Uncertainty of Pseudotime Trajectory
Posted on
Many computational methods have been developed to infer trajectories from single-cell data. however, few methods address the problem of determining the existence of a trajectory in observed data before attempting trajectory inference
the paper introduces a method to identify the existence of a trajectory using three graph-based statistics. Permutation test.
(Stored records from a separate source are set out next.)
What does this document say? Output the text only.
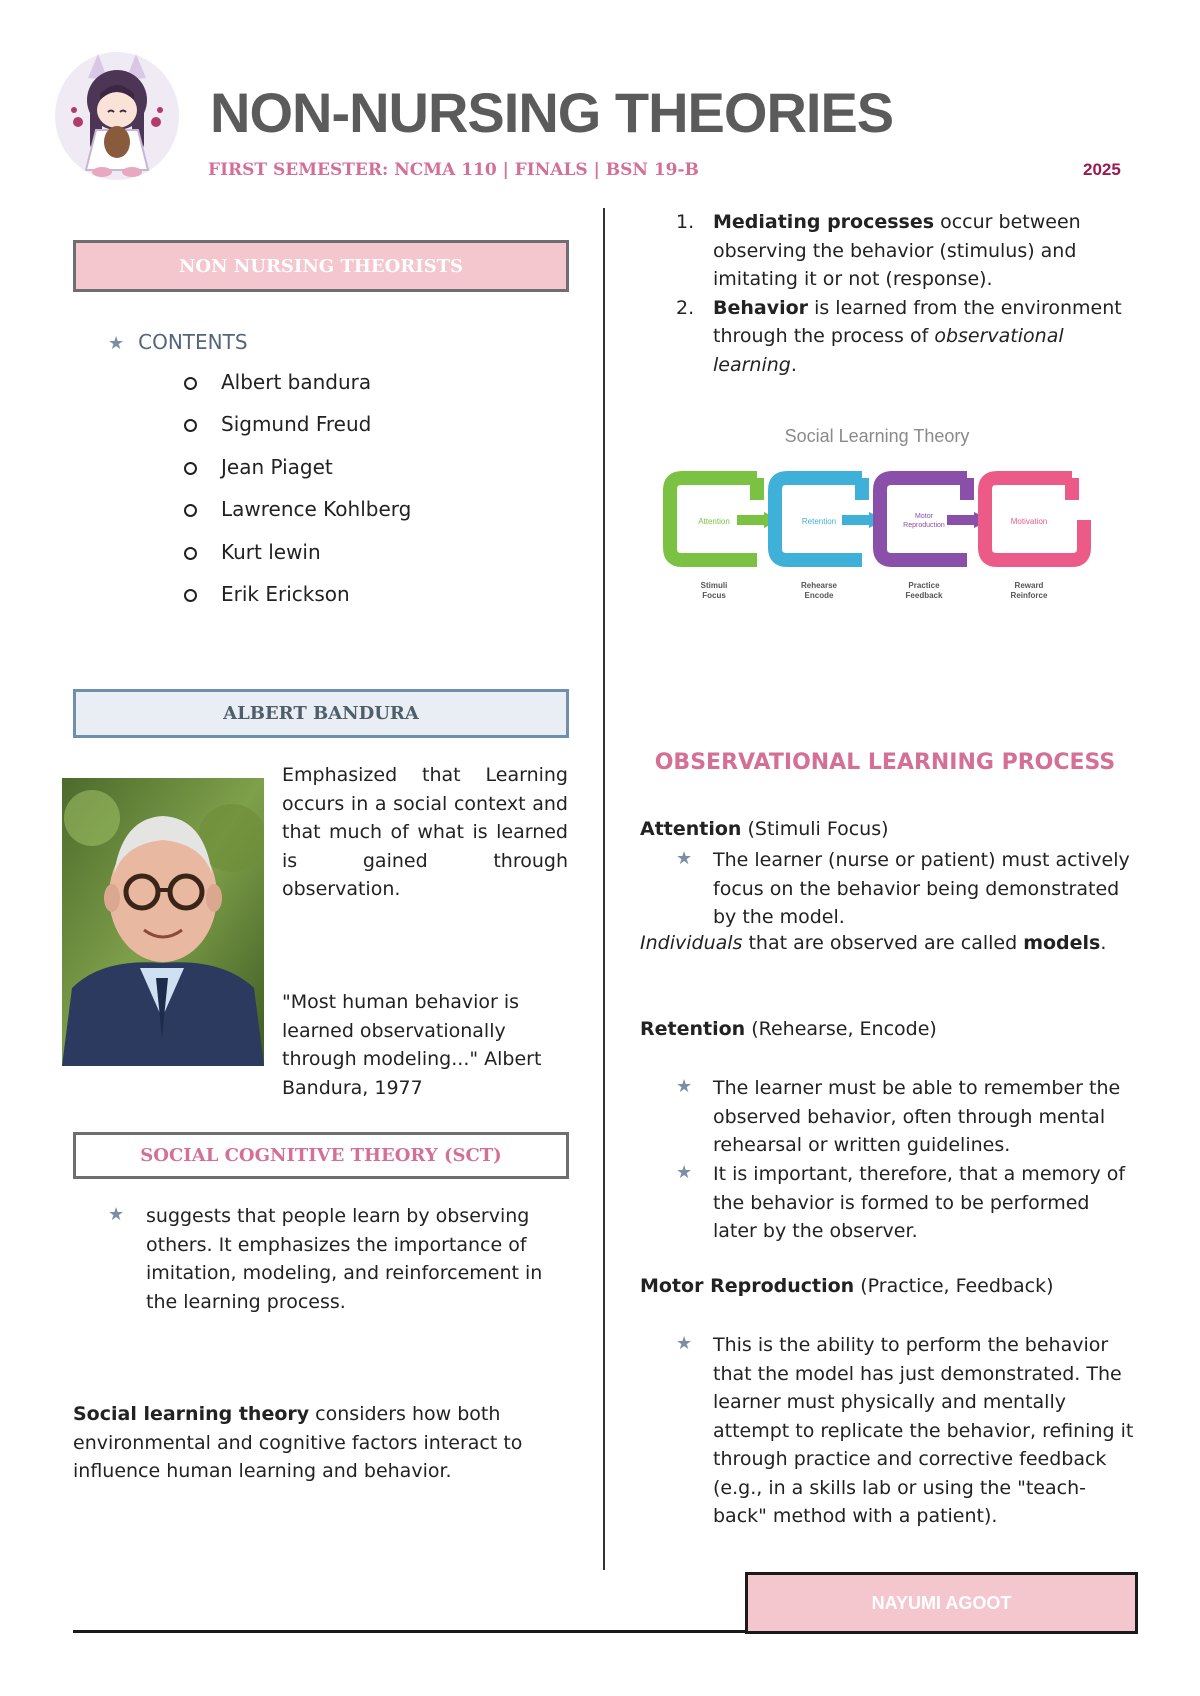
NON-NURSING THEORIES
FIRST SEMESTER: NCMA 110 | FINALS | BSN 19-B	2025
NON NURSING THEORISTS
★ CONTENTS
Albert bandura
Sigmund Freud
Jean Piaget
Lawrence Kohlberg
Kurt lewin
Erik Erickson
ALBERT BANDURA

Emphasized that Learning occurs in a social context and that much of what is learned is gained through observation.

"Most human behavior is learned observationally through modeling..." Albert Bandura, 1977

SOCIAL COGNITIVE THEORY (SCT)
★	suggests that people learn by observing others. It emphasizes the importance of imitation, modeling, and reinforcement in the learning process.

Social learning theory considers how both environmental and cognitive factors interact to influence human learning and behavior.

1. Mediating processes occur between observing the behavior (stimulus) and imitating it or not (response).

2. Behavior is learned from the environment through the process of observational learning.

Social Learning Theory
Attention
Stimuli
Focus
Retention
Rehearse
Encode
Motor
Reproduction
Practice
Feedback
Motivation
Reward
Reinforce
OBSERVATIONAL LEARNING PROCESS
Attention (Stimuli Focus)
★	The learner (nurse or patient) must actively focus on the behavior being demonstrated by the model.

Individuals that are observed are called models.

Retention (Rehearse, Encode)
★	The learner must be able to remember the observed behavior, often through mental rehearsal or written guidelines.

★	It is important, therefore, that a memory of the behavior is formed to be performed later by the observer.

Motor Reproduction (Practice, Feedback)
★	This is the ability to perform the behavior that the model has just demonstrated. The learner must physically and mentally attempt to replicate the behavior, refining it through practice and corrective feedback (e.g., in a skills lab or using the "teach-back" method with a patient).

NAYUMI AGOOT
introduce graph-based statistics which quantify trajectory existence. Minimum-spanning-tree (MST) based statistics have been successfully used in analyzing global structures in galaxy data
- input: data matrix such as a single-cell RNA-seq dataset, cell x feature
- output: a set of $p$-values, each corresponding to a given number of cluster $k$, such as $a\le k\le b$ where $a$ and $b$ are minimum and maximum number of clusters, respectively. From the set of $p$-values, the median $p$-value measures the statistical significance for the presence of tarjectory in the particular dataset.
- to capture any global topological structure, the data are first partitioned into $k$ homogeneous regions using $k$-means clustering
- weighted undirected graph $G$ by the $k$ cluster centers
- compute a MST $H$ on graph using Prim’s algorithm: a set of $k$ nodes and $k-1$ edges
- three tree-based statistics to characterize the presence of trajectory in the data
- number of degree-one nodes $T_1(X) = D_1(H)$: hypothesis that if there is a trajectory in the data, the MST built on the cluster centers would have fewer branches and thus tends to be more linear.
- number of degree-two nodes $T_2(X) = D_2(H)$
- length of a longest path $T_3(X) = L_\max(H)$: a more compact tree tends to have more branches and is representative of data with no trajectory patterns.